Do we really buy a product for the product itself, or do we buy into the notion that we will become a different person after acquiring that product?  Is that item some kind of magical amulet that will transform you into a more desirable individual with a charisma quotient that goes through the roof?  If you really believe that to be the case, then the price of those brand new boots, sunglasses, watch, smartphone or fill-in-the-blank is a definite bargain. 

Regretfully, I have spent thousands of dollars on material items that have given me a few hours of gratification at best, but have not changed me in any way.  A good portion of my youth has been spent trying to discover my best, most incredible self in malls or store catalogues.  By some random fluke, I was able to receive several fashion magazine subscriptions for free.  After a few months of sifting through endless ads on facial serums, clutches and bangles, I had the startling realization that I have been living in a Merchandise Matrix all my life.  Everywhere I go, whether it is in my car, online or watching television, there was some billboard, ad or commercial telling me I needed this one special product to make my life complete.





Not everyone goes through this aha-I’m-living-in-a-web-of-lies moment in the same manner, if at all.  For Sapphire, a singer with pop rock group Millennium, it was living out of the country for a while that allowed her to get some space from the materialistic clutter.

‘I was fortunate to have had the opportunity to live abroad for a couple of years in a beautiful, quiet seaside town.  Instead of driving cars, people took pleasant strolls around town.  In place of malls filled with mass produced items, there were bazaars filled with one-of-a-kind, hand-crafted pieces.  In place of Starbucks, there were quaint cafes where people spent hours in deep conversation.  And in place of Whole Foods, there were farmer’s markets filled with the biggest, most brightly colored fruits and vegetables I have ever seen.  When I returned to the US, I must say I was impressed by all of the abundance in this country.  But I soon realized that it was mainly an abundance of stuff and a significant lack of the things that really matter, like quality time with loved ones, children, parents and good friends.’
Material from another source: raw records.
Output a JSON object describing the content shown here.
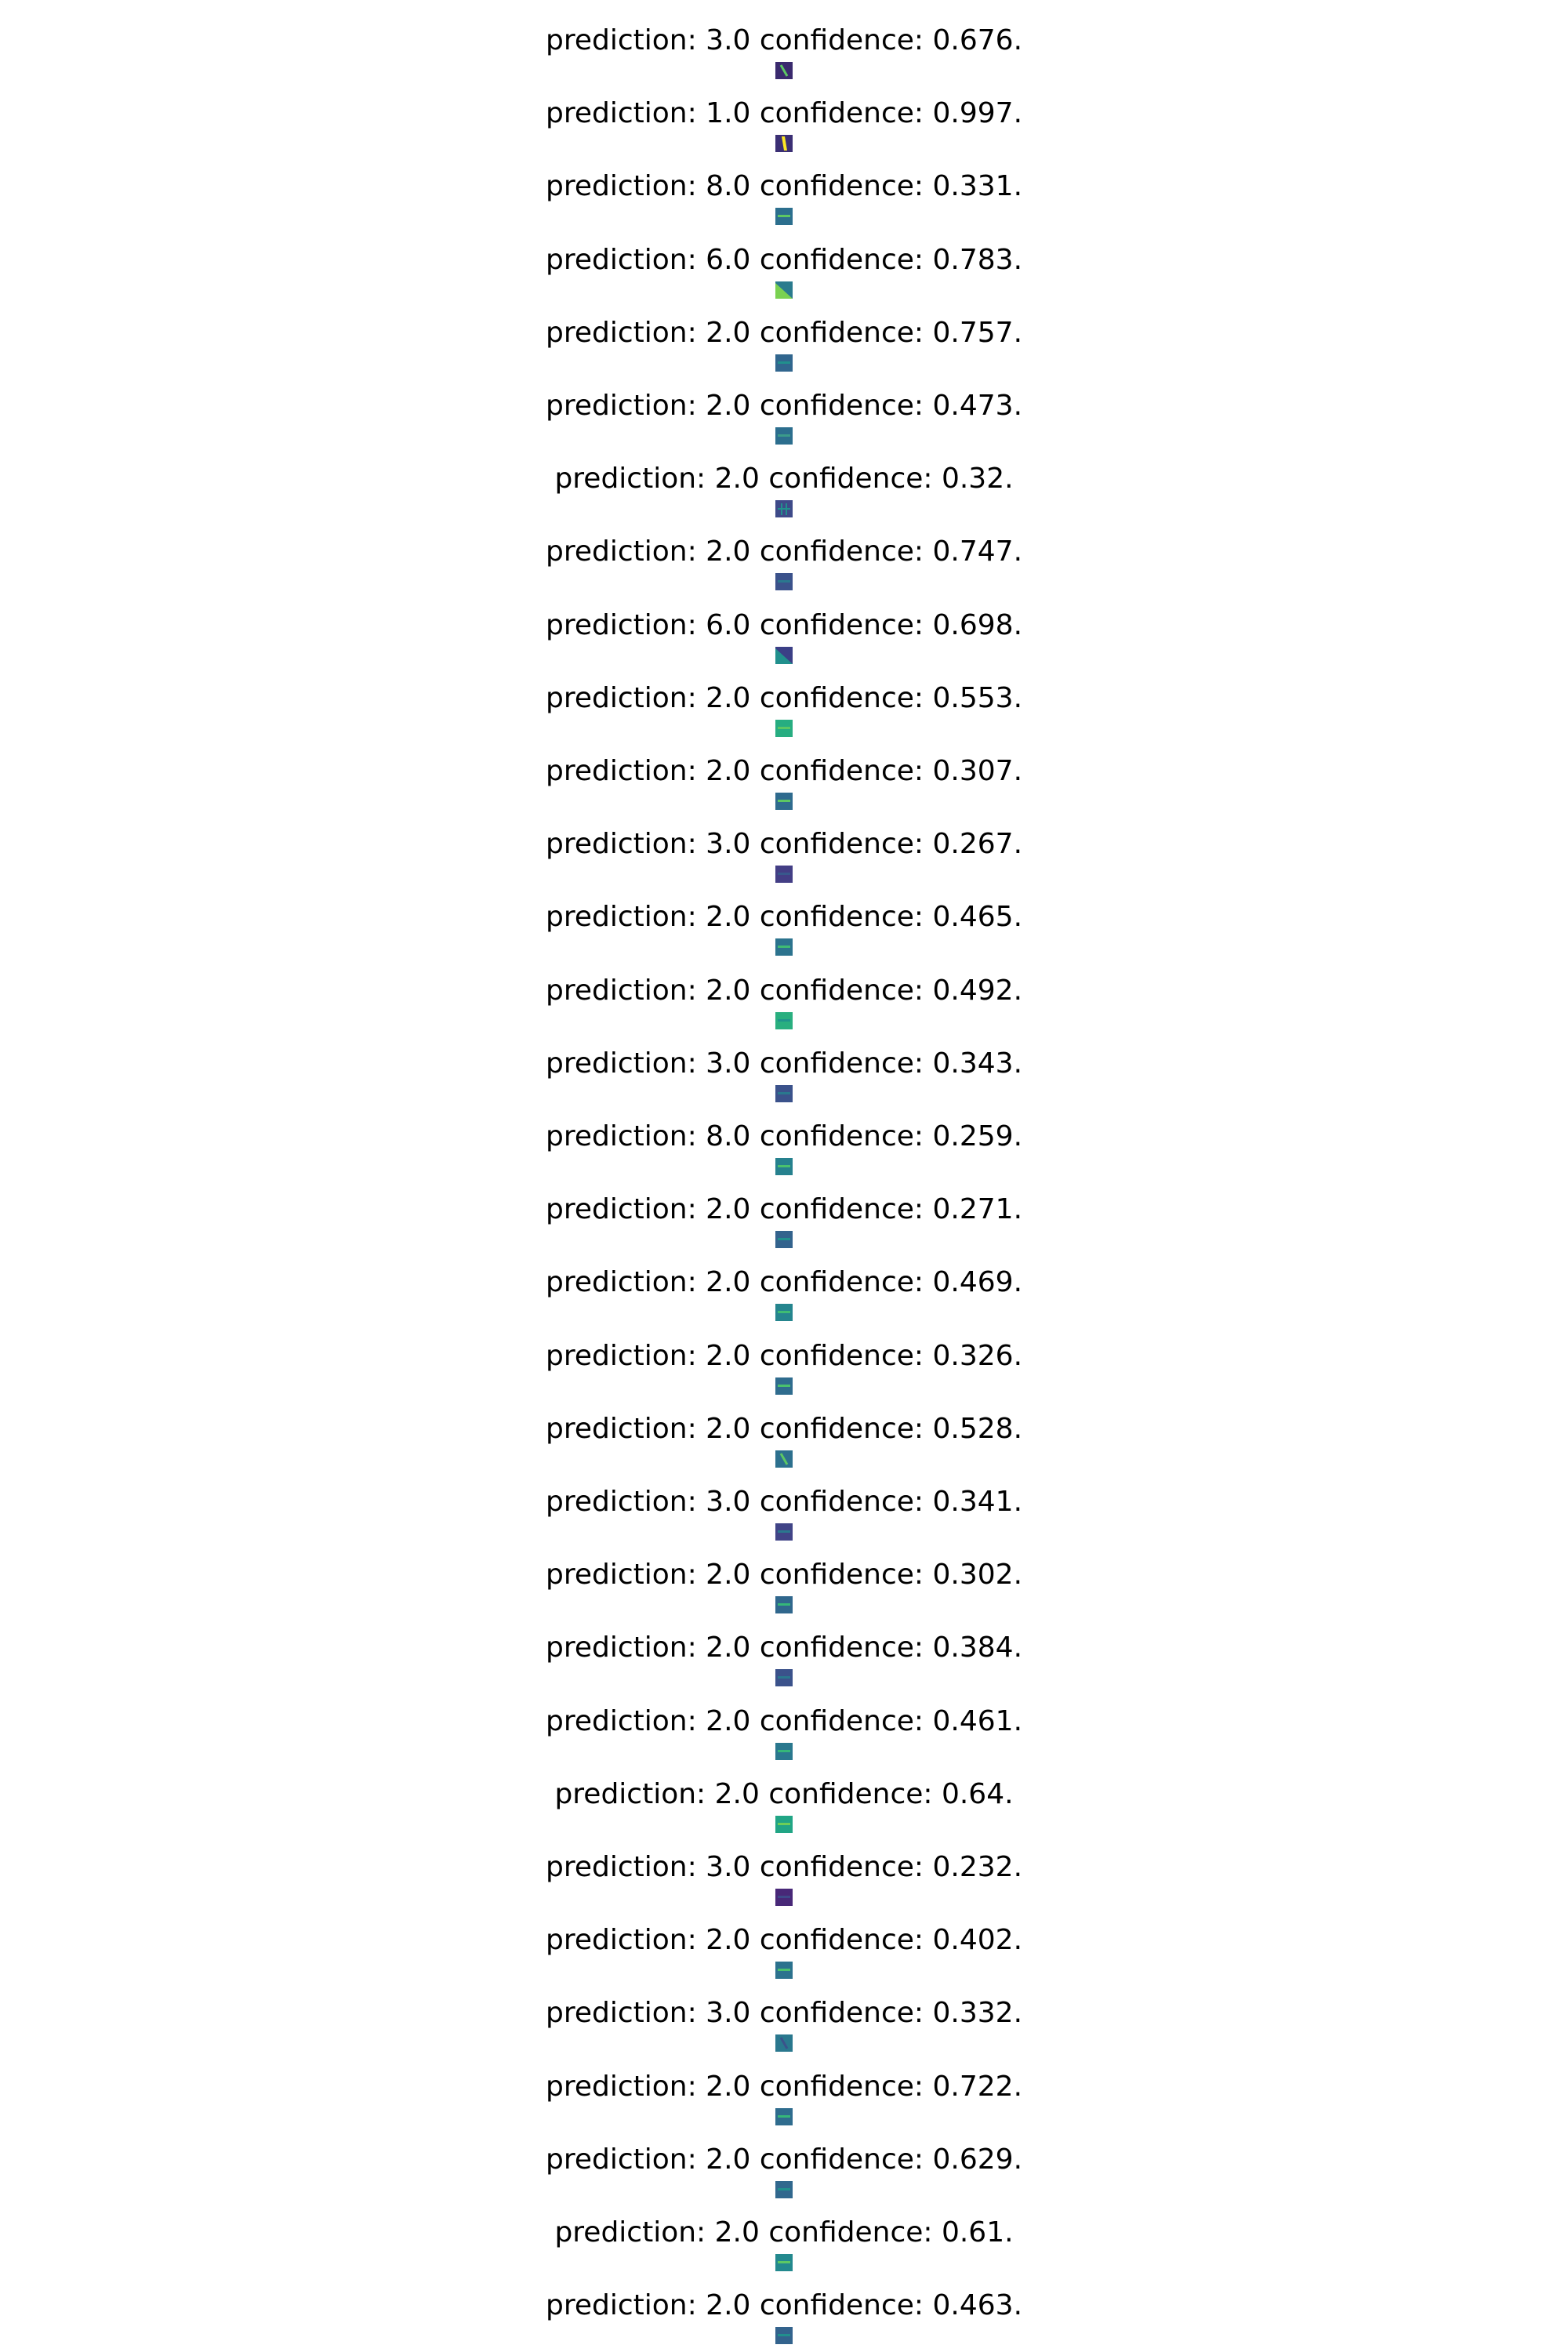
{
  "figure": {
    "colormap": [
      "#440154",
      "#3b528b",
      "#21908d",
      "#5dc863",
      "#fde725"
    ],
    "panels": [
      {
        "title": "prediction: 3.0 confidence: 0.676.",
        "prediction": 3.0,
        "confidence": 0.676,
        "thumb_bg": "#3a2a6e",
        "thumb_fg": "#5dc863",
        "thumb_shape": "diagonal-stroke"
      },
      {
        "title": "prediction: 1.0 confidence: 0.997.",
        "prediction": 1.0,
        "confidence": 0.997,
        "thumb_bg": "#3b2f74",
        "thumb_fg": "#fde725",
        "thumb_shape": "vertical-stroke"
      },
      {
        "title": "prediction: 8.0 confidence: 0.331.",
        "prediction": 8.0,
        "confidence": 0.331,
        "thumb_bg": "#2c6f8e",
        "thumb_fg": "#5dc863",
        "thumb_shape": "horizontal-stroke"
      },
      {
        "title": "prediction: 6.0 confidence: 0.783.",
        "prediction": 6.0,
        "confidence": 0.783,
        "thumb_bg": "#2a7b8e",
        "thumb_fg": "#7ad151",
        "thumb_shape": "triangle"
      },
      {
        "title": "prediction: 2.0 confidence: 0.757.",
        "prediction": 2.0,
        "confidence": 0.757,
        "thumb_bg": "#31668e",
        "thumb_fg": "#21908d",
        "thumb_shape": "horizontal-stroke"
      },
      {
        "title": "prediction: 2.0 confidence: 0.473.",
        "prediction": 2.0,
        "confidence": 0.473,
        "thumb_bg": "#2c6e8e",
        "thumb_fg": "#3b9b8a",
        "thumb_shape": "horizontal-stroke"
      },
      {
        "title": "prediction: 2.0 confidence: 0.32.",
        "prediction": 2.0,
        "confidence": 0.32,
        "thumb_bg": "#3e4a89",
        "thumb_fg": "#21908d",
        "thumb_shape": "cross"
      },
      {
        "title": "prediction: 2.0 confidence: 0.747.",
        "prediction": 2.0,
        "confidence": 0.747,
        "thumb_bg": "#3b528b",
        "thumb_fg": "#2a788e",
        "thumb_shape": "horizontal-stroke"
      },
      {
        "title": "prediction: 6.0 confidence: 0.698.",
        "prediction": 6.0,
        "confidence": 0.698,
        "thumb_bg": "#3b3f86",
        "thumb_fg": "#21908d",
        "thumb_shape": "triangle"
      },
      {
        "title": "prediction: 2.0 confidence: 0.553.",
        "prediction": 2.0,
        "confidence": 0.553,
        "thumb_bg": "#27ad81",
        "thumb_fg": "#5dc863",
        "thumb_shape": "horizontal-stroke"
      },
      {
        "title": "prediction: 2.0 confidence: 0.307.",
        "prediction": 2.0,
        "confidence": 0.307,
        "thumb_bg": "#2f6b8e",
        "thumb_fg": "#5dc863",
        "thumb_shape": "horizontal-stroke"
      },
      {
        "title": "prediction: 3.0 confidence: 0.267.",
        "prediction": 3.0,
        "confidence": 0.267,
        "thumb_bg": "#433e85",
        "thumb_fg": "#38588c",
        "thumb_shape": "horizontal-stroke"
      },
      {
        "title": "prediction: 2.0 confidence: 0.465.",
        "prediction": 2.0,
        "confidence": 0.465,
        "thumb_bg": "#2c738e",
        "thumb_fg": "#3fbc73",
        "thumb_shape": "horizontal-stroke"
      },
      {
        "title": "prediction: 2.0 confidence: 0.492.",
        "prediction": 2.0,
        "confidence": 0.492,
        "thumb_bg": "#29af7f",
        "thumb_fg": "#1f948c",
        "thumb_shape": "horizontal-stroke"
      },
      {
        "title": "prediction: 3.0 confidence: 0.343.",
        "prediction": 3.0,
        "confidence": 0.343,
        "thumb_bg": "#3b528b",
        "thumb_fg": "#2a788e",
        "thumb_shape": "horizontal-stroke"
      },
      {
        "title": "prediction: 8.0 confidence: 0.259.",
        "prediction": 8.0,
        "confidence": 0.259,
        "thumb_bg": "#26818e",
        "thumb_fg": "#4ac16d",
        "thumb_shape": "horizontal-stroke"
      },
      {
        "title": "prediction: 2.0 confidence: 0.271.",
        "prediction": 2.0,
        "confidence": 0.271,
        "thumb_bg": "#33638d",
        "thumb_fg": "#21908d",
        "thumb_shape": "horizontal-stroke"
      },
      {
        "title": "prediction: 2.0 confidence: 0.469.",
        "prediction": 2.0,
        "confidence": 0.469,
        "thumb_bg": "#25858e",
        "thumb_fg": "#3fbc73",
        "thumb_shape": "horizontal-stroke"
      },
      {
        "title": "prediction: 2.0 confidence: 0.326.",
        "prediction": 2.0,
        "confidence": 0.326,
        "thumb_bg": "#2f6c8e",
        "thumb_fg": "#4ac16d",
        "thumb_shape": "horizontal-stroke"
      },
      {
        "title": "prediction: 2.0 confidence: 0.528.",
        "prediction": 2.0,
        "confidence": 0.528,
        "thumb_bg": "#2d708e",
        "thumb_fg": "#5dc863",
        "thumb_shape": "diagonal-stroke"
      },
      {
        "title": "prediction: 3.0 confidence: 0.341.",
        "prediction": 3.0,
        "confidence": 0.341,
        "thumb_bg": "#414487",
        "thumb_fg": "#2a788e",
        "thumb_shape": "horizontal-stroke"
      },
      {
        "title": "prediction: 2.0 confidence: 0.302.",
        "prediction": 2.0,
        "confidence": 0.302,
        "thumb_bg": "#30678d",
        "thumb_fg": "#35b779",
        "thumb_shape": "horizontal-stroke"
      },
      {
        "title": "prediction: 2.0 confidence: 0.384.",
        "prediction": 2.0,
        "confidence": 0.384,
        "thumb_bg": "#3b528b",
        "thumb_fg": "#2a788e",
        "thumb_shape": "horizontal-stroke"
      },
      {
        "title": "prediction: 2.0 confidence: 0.461.",
        "prediction": 2.0,
        "confidence": 0.461,
        "thumb_bg": "#2a788e",
        "thumb_fg": "#35b779",
        "thumb_shape": "horizontal-stroke"
      },
      {
        "title": "prediction: 2.0 confidence: 0.64.",
        "prediction": 2.0,
        "confidence": 0.64,
        "thumb_bg": "#21a585",
        "thumb_fg": "#6ece58",
        "thumb_shape": "horizontal-stroke"
      },
      {
        "title": "prediction: 3.0 confidence: 0.232.",
        "prediction": 3.0,
        "confidence": 0.232,
        "thumb_bg": "#482878",
        "thumb_fg": "#3e4989",
        "thumb_shape": "horizontal-stroke"
      },
      {
        "title": "prediction: 2.0 confidence: 0.402.",
        "prediction": 2.0,
        "confidence": 0.402,
        "thumb_bg": "#2c728e",
        "thumb_fg": "#4ac16d",
        "thumb_shape": "horizontal-stroke"
      },
      {
        "title": "prediction: 3.0 confidence: 0.332.",
        "prediction": 3.0,
        "confidence": 0.332,
        "thumb_bg": "#2a788e",
        "thumb_fg": "#3b528b",
        "thumb_shape": "diagonal-stroke"
      },
      {
        "title": "prediction: 2.0 confidence: 0.722.",
        "prediction": 2.0,
        "confidence": 0.722,
        "thumb_bg": "#2f6c8e",
        "thumb_fg": "#35b779",
        "thumb_shape": "horizontal-stroke"
      },
      {
        "title": "prediction: 2.0 confidence: 0.629.",
        "prediction": 2.0,
        "confidence": 0.629,
        "thumb_bg": "#31688e",
        "thumb_fg": "#21908d",
        "thumb_shape": "horizontal-stroke"
      },
      {
        "title": "prediction: 2.0 confidence: 0.61.",
        "prediction": 2.0,
        "confidence": 0.61,
        "thumb_bg": "#23898e",
        "thumb_fg": "#5dc863",
        "thumb_shape": "horizontal-stroke"
      },
      {
        "title": "prediction: 2.0 confidence: 0.463.",
        "prediction": 2.0,
        "confidence": 0.463,
        "thumb_bg": "#33638d",
        "thumb_fg": "#21908d",
        "thumb_shape": "horizontal-stroke"
      }
    ]
  }
}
Put another way, Sapphire was unplugged from the matrix and once you have been unplugged, you see the material world in a whole new light.  Now I am not promoting an ascetic lifestyle or asking you to ban the purchase of all material goods for the rest of your life.  But before you whip out that credit card to buy the next new, shiny thingamabob, ask yourself if you are purchasing this particular item because of its actual benefit to you, or because you want to look like the model on the magazine (who just so happens to be heavily airbrushed by the way).